The artists of the Second Floor Contemporary exhibit “Kim Hindman Eric Knoote Carolyn Bomar” engage in a bit of artistic alchemy. For Hindman, it’s mind over matter. Knoote moves the earth. Bomar transcends the universe.

Hindman’s 10 small to mid-size drawings and two small polymer gravure prints explore the mind and the body. Of the drawings, her six green-tinted female nudes (untitled graphite and dry pigment on paper) are masterworks of ambiguity. Receptive, passive, lackadaisical, sensual, fertile — all these readings are possible for the thin-armed, large-thighed figures listing to one side or the other. Hindman cites Egon Schiele, Marlene Dumas, and Nathan Oliveira as artistic influences, and there are hints of physical and emotional distress in her work. Each of these drawings contains one nude figure who is often faceless and handless, with emaciated arms hanging limply or draped along her body.

Hindman’s polymer gravures, also untitled, are particularly unsettling. The figure in one of the prints is hunched forward in an unnatural posture. She is armless, and dark black smudges eradicate her head and stain her left buttock. The artist’s execution of the second polymer print approaches Matisse’s ability to describe mass with an economy of line. It also suggests that passivity, untempered by other attributes, can have unsettling consequences. Here is the same bent-over figure with thin arms plastered against the sides of her body. Her thighs have grown enormous in a work that, in part, serves as a cautionary tale in which a faceless, handless, armless, hunched figure turns into an amorphous lump of clay.

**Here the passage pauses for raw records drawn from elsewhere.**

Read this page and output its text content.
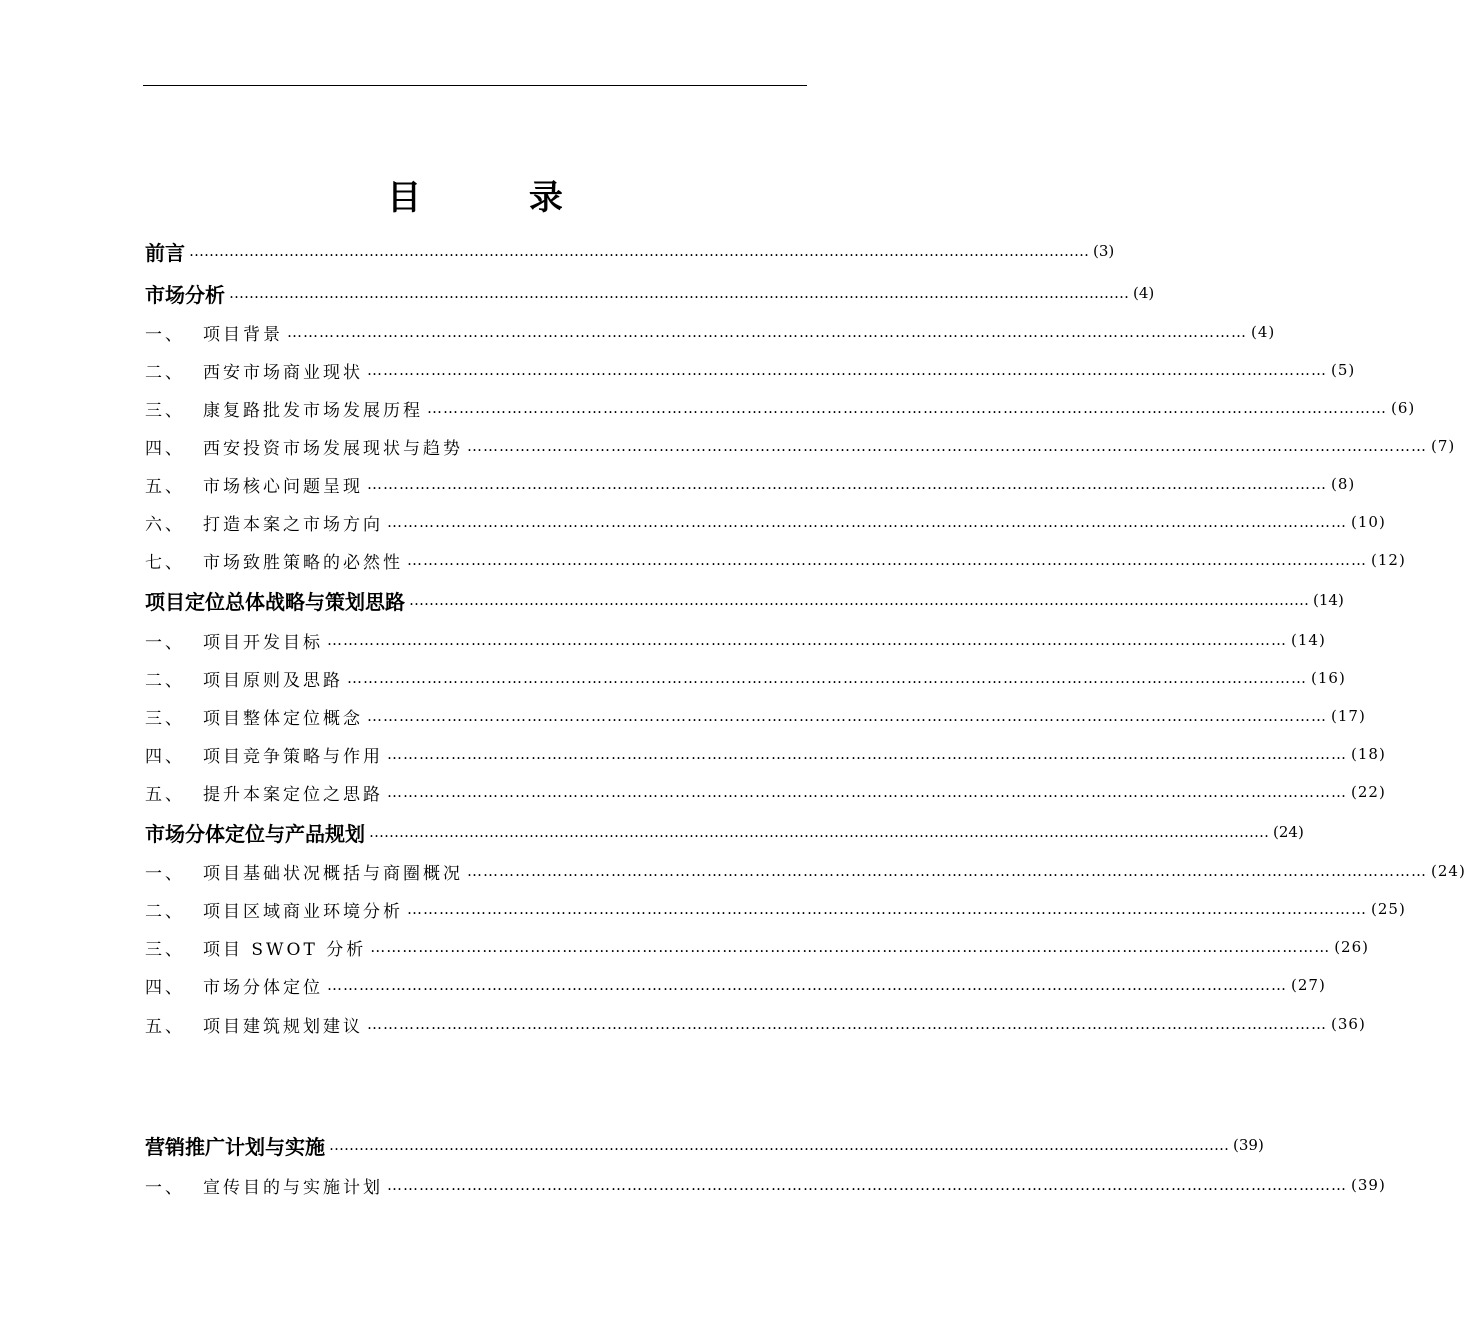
目 录
前言 ……………………………………………………………………………………………………………………………………………………………… (3)
市场分析 ……………………………………………………………………………………………………………………………………………………………… (4)
一、 项目背景 ……………………………………………………………………………………………………………………………………………………………… (4)
二、 西安市场商业现状 ……………………………………………………………………………………………………………………………………………………………… (5)
三、 康复路批发市场发展历程 ……………………………………………………………………………………………………………………………………………………………… (6)
四、 西安投资市场发展现状与趋势 ……………………………………………………………………………………………………………………………………………………………… (7)
五、 市场核心问题呈现 ……………………………………………………………………………………………………………………………………………………………… (8)
六、 打造本案之市场方向 ……………………………………………………………………………………………………………………………………………………………… (10)
七、 市场致胜策略的必然性 ……………………………………………………………………………………………………………………………………………………………… (12)
项目定位总体战略与策划思路 ……………………………………………………………………………………………………………………………………………………………… (14)
一、 项目开发目标 ……………………………………………………………………………………………………………………………………………………………… (14)
二、 项目原则及思路 ……………………………………………………………………………………………………………………………………………………………… (16)
三、 项目整体定位概念 ……………………………………………………………………………………………………………………………………………………………… (17)
四、 项目竞争策略与作用 ……………………………………………………………………………………………………………………………………………………………… (18)
五、 提升本案定位之思路 ……………………………………………………………………………………………………………………………………………………………… (22)
市场分体定位与产品规划 ……………………………………………………………………………………………………………………………………………………………… (24)
一、 项目基础状况概括与商圈概况 ……………………………………………………………………………………………………………………………………………………………… (24)
二、 项目区域商业环境分析 ……………………………………………………………………………………………………………………………………………………………… (25)
三、 项目 SWOT 分析 ……………………………………………………………………………………………………………………………………………………………… (26)
四、 市场分体定位 ……………………………………………………………………………………………………………………………………………………………… (27)
五、 项目建筑规划建议 ……………………………………………………………………………………………………………………………………………………………… (36)
营销推广计划与实施 ……………………………………………………………………………………………………………………………………………………………… (39)
一、 宣传目的与实施计划 ……………………………………………………………………………………………………………………………………………………………… (39)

In his series of nine small watercolors, Dutch artist Knoote synthesizes his homeland’s most distinctive features into haunting abstractions. In one of the most striking of these 10-by-14-inch works (all untitled), black grids crisscross and frame tiny portals streaked with royal blue and lemon yellow. These tiny rectangles are not the obsessive repetitions of Agnes Martin or the dizzying designs of Op art. They are not the two-dimensional color grids of Piet Mondrian, another Dutch artist, who also worked and lived in this flat country crisscrossed with canals. The yellow and blue splashes of color look like seascapes and fields of grain seen from a great distance and reflect spatial devices used by 17th-century Dutch masters to create the illusion of whole worlds seen through small windows.

Two other particularly evocative works from Knoote are concentrated shorthands of Holland’s flat fields, canal systems, and wide-open vistas. Holland’s forests were denuded centuries ago, and in these semi-abstractions, clouds, waterways, and meadows spiral together into deep green ovals that float in pale atmospheres above multiple red suns or an occasional wisp of a tree.

Using her love for both printmaking and science, Bomar explores the edge of the known universe with artwork she describes as “attempts to apprehend the underlying beautiful mystery of nature.” Her three most recent works are 18-by-18-inch monoprints that look like nebulae billowing (Cutaway #2 and #3) and amoebae dancing (Cutaway #1). Her 15 small polymer gravure prints (6-by-6 inches) also bring to mind energy unfolding at macro and micro levels — like satellite images of galaxies or clouds of electrons circling nuclei seen with the most powerful microscopes. The images vary almost imperceptibly from one print to the next as Bomar exercises her and our ability to perceive subtle changes in form and light. The artist’s Obscure 1-5 are five polymer gravures enhanced with subtle pastels. These small haunted worlds glow with faint light (pale flesh tones and lightest burgundy). They bring to mind Mark Rothko’s dark color fields painted late in his life when he was terminally ill and straining toward the sublime. As in all the works in the exhibition, Bomar’s abstractions are nevertheless elegantly grounded in nature.